Finke
Die eiserne Rampe flog scheppernd und krachend gegen die Wand der Hafenfähre, als sie schwer atmend die Landungsbrücke erreichte.
„ Zurück bleiben bitte!“, hatte der Fährmann gerade eben noch durch das Mikrofon geschrien. Die Micheluhr zeigte 10.30h. Die Elfie war gerade aufgewacht. Auf der anderen Hafenbeckenseite lief das Werbelaufband „König der Löwen“. Die Trommeln klangen nach. Ein Kreuzfahrtschiff querte. Diesel entwich dem schwarzen Schornstein. Menschen hasteten vorbei. „ Wollen Sie noch mit?“, rief ein Hafenrundfahrtskapitän mit seinem lauten Bass. Das Rad seines Dampfers schaufelte schon Wasser um. Krachend rammte die nächste Fähre an die Hafenmauer. Die Menschen bevölkerten sie.

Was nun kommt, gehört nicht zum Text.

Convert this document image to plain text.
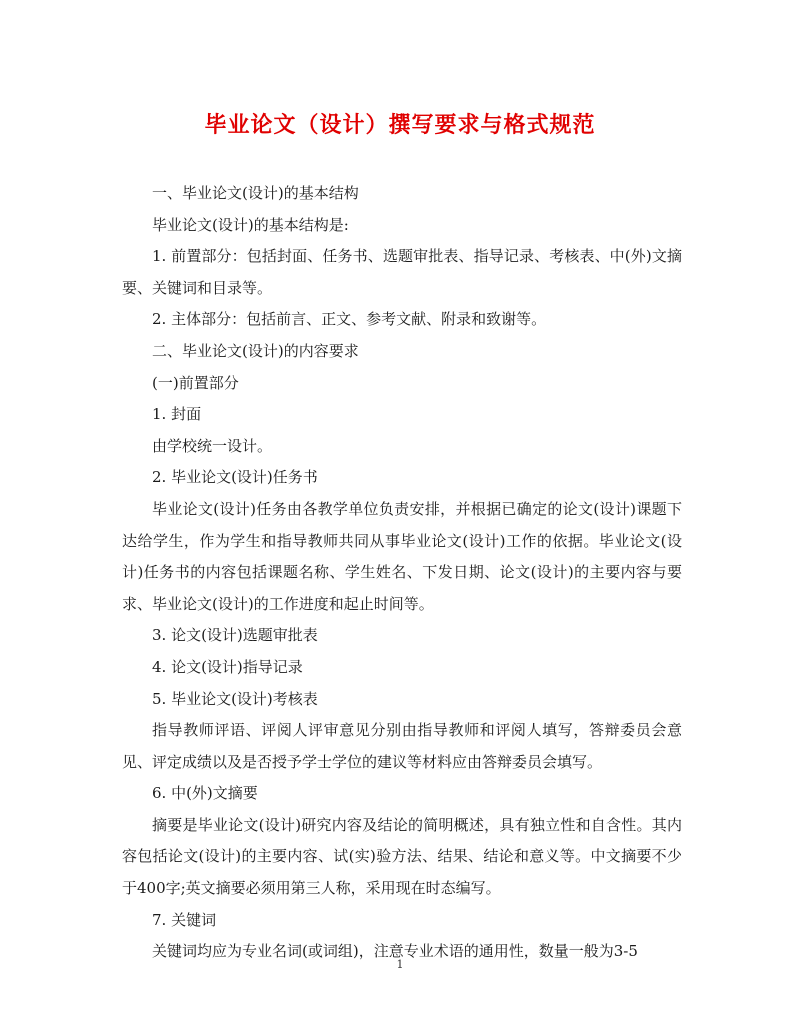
毕业论文（设计）撰写要求与格式规范

一、毕业论文(设计)的基本结构

毕业论文(设计)的基本结构是:

1. 前置部分：包括封面、任务书、选题审批表、指导记录、考核表、中(外)文摘要、关键词和目录等。

2. 主体部分：包括前言、正文、参考文献、附录和致谢等。

二、毕业论文(设计)的内容要求

(一)前置部分

1. 封面

由学校统一设计。

2. 毕业论文(设计)任务书

毕业论文(设计)任务由各教学单位负责安排，并根据已确定的论文(设计)课题下达给学生，作为学生和指导教师共同从事毕业论文(设计)工作的依据。毕业论文(设计)任务书的内容包括课题名称、学生姓名、下发日期、论文(设计)的主要内容与要求、毕业论文(设计)的工作进度和起止时间等。

3. 论文(设计)选题审批表

4. 论文(设计)指导记录

5. 毕业论文(设计)考核表

指导教师评语、评阅人评审意见分别由指导教师和评阅人填写，答辩委员会意见、评定成绩以及是否授予学士学位的建议等材料应由答辩委员会填写。

6. 中(外)文摘要

摘要是毕业论文(设计)研究内容及结论的简明概述，具有独立性和自含性。其内容包括论文(设计)的主要内容、试(实)验方法、结果、结论和意义等。中文摘要不少于400字;英文摘要必须用第三人称，采用现在时态编写。

7. 关键词

关键词均应为专业名词(或词组)，注意专业术语的通用性，数量一般为3-5

1
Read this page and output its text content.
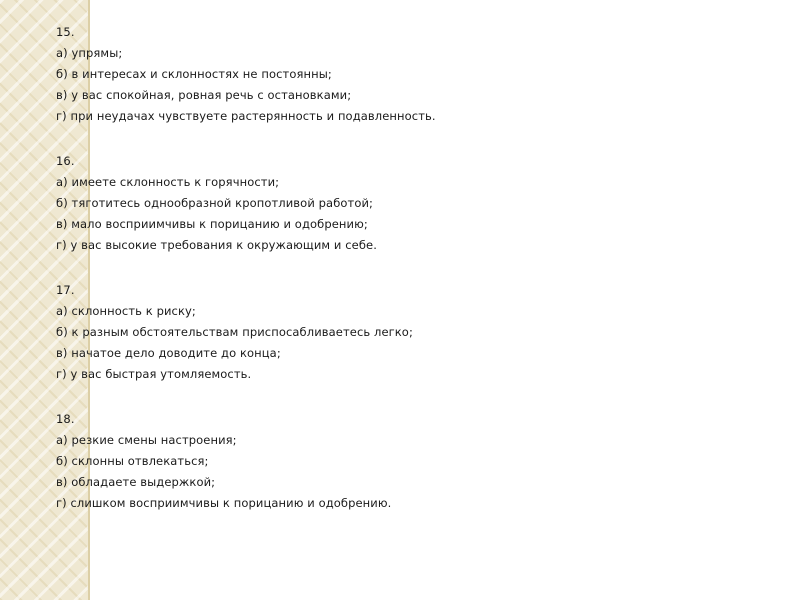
15.
а) упрямы;
б) в интересах и склонностях не постоянны;
в) у вас спокойная, ровная речь с остановками;
г) при неудачах чувствуете растерянность и подавленность.
16.
а) имеете склонность к горячности;
б) тяготитесь однообразной кропотливой работой;
в) мало восприимчивы к порицанию и одобрению;
г) у вас высокие требования к окружающим и себе.
17.
а) склонность к риску;
б) к разным обстоятельствам приспосабливаетесь легко;
в) начатое дело доводите до конца;
г) у вас быстрая утомляемость.
18.
а) резкие смены настроения;
б) склонны отвлекаться;
в) обладаете выдержкой;
г) слишком восприимчивы к порицанию и одобрению.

Manche ins Warme, manche nach oben. Vorbei an der Skyline Hamburgs, am Fischmarkt, Docklands, dem Augustinum, letzte Station besser gestellter Senioren und Seniorinnen, nach Neumühlen Museumshafen. Weiß prangten die Villen der Reichen über dem Elbufer. Wie gerne würde mancher in ihnen auf die Elbe schauen, um den vorbeifahrenden Schiffen zuzusehen. Der Alte Schwede, auch gerade aufgewacht. Hunde jagten am Strand. Frauchen oder Herrchen hinterher. Auf der anderen Elbseite Kräne, die wie Minarette gen Himmel schießen, fehlt nur noch der Singsang der Muezzedine. Die Wellen des Flusses klatschen unaufhörlich gegen den Bug der Fähre, peitschten das Wasser hoch an die Fenster, das tränenreich an ihnen herunterlief. Ein kleines Kind schrie sich die Kehle aus dem Hals. Bubendeyufer. Erinnerung an eine pompöse Hochzeit im Kapitänshaus.

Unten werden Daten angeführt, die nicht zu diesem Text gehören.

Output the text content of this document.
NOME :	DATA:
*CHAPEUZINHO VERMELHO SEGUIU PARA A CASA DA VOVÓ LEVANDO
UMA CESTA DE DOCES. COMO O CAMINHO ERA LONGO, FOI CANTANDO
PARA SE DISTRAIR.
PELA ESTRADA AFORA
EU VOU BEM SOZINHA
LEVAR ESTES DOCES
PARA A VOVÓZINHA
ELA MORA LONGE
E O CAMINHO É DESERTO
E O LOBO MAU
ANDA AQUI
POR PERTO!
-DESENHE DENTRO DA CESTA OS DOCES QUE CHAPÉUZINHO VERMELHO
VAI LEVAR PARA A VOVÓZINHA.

Der Uhrturm von Finkenwerder zeigte 11.15h. Vorbei am Eismann, mit einer Tüte Straciatella entlang des Auedeichs mit seinen verwunschenen Häusern. Auedeich 14. Die Ruhe im Haus erschlug sie. Rechts das Gästebad, die Wohnküche mit einem einladenden großen Tisch und zwei Bänken, an denen sie in Gedanken ihren Sohn und viele Freunde sitzen sah. In der Ecke ein Sofa. gegenüber ein Klavier. Sie musste spielen, nur nach Gehör, Sehnsucht nach dem Unterricht, den sie nie erhalten hatte. Im Garten tobten Kaninchen. Die Äpfel des Baumes erstrahlten in der Sonne. Langsam erklomm sie die steilen Treppen, belegt mit buntem Teppichboden, zuerst zum Schlafzimmer, nebenan wieder ein Bad, dann hinauf ins Dachgeschoss zum Wohnzimmer, Regale überladen mit Büchern. Der Besuch ihrer Enkelin und ihrer Tochter störte sie nicht. Love strahlte in goldenen Lettern auf dem roten T-Shirt des Kindes, so wie ihre grünen Augen. Kleine Arme schlangen sich um ihren Hals, ein feuchter Kuss der Lippen benetzte ihre Wange. Auch die Enkelin erspähte sofort das Klavier, spielte nach Gehör. So musste Wolfgang Amadeus Mozart seine Stücke komponiert haben. Wieder die steilen Treppen. Nach 5 Minuten perfektes Chaos oben im Wohnzimmer. Spiele, Bücher Kniffelbecher, Würfel und Kissen lagen auf dem Boden verstreut, einladend zum Kaufmannsladen spielen. „ Was wünschen Sie?“, ertönte die helle Stimme ihrer Enkelin. Der Einkaufswagen war bald gefüllt. Das Buch „ Wie Vater seinem Kind die Liebe erklärte, lag obenauf. Ihre Enkelin nahm es und blätterte darin. Ihre langen blonden Locken bedeckten das Gesicht. Sie lächelte, dann wieder der tierische Ernst.
Schwer bog sich der von ihrer Tochter gedeckte Abendbrotstisch unter der Last der Köstlichkeiten, deren Gerüche unwiderstehlich waren. Gestikulierend dekorierte die Tochter in Gedanken die Wohnküche um, stellte den Tisch in die Ecke, das Klavier auf die andere Seite, das Sofa als Raumteiler mittendrin. Die Spielkarten der Phase 10 machten die Runde, das Gespräch über ein Wiedersehen auch. Die Tür fiel krachend ins Schloss. Laut startete der Motor. Eine kleine Hand winkte aus dem Fenster. Die Hupe schrillte. Schnell bog das Auto um die Ecke. Wieder umfing sie Stille.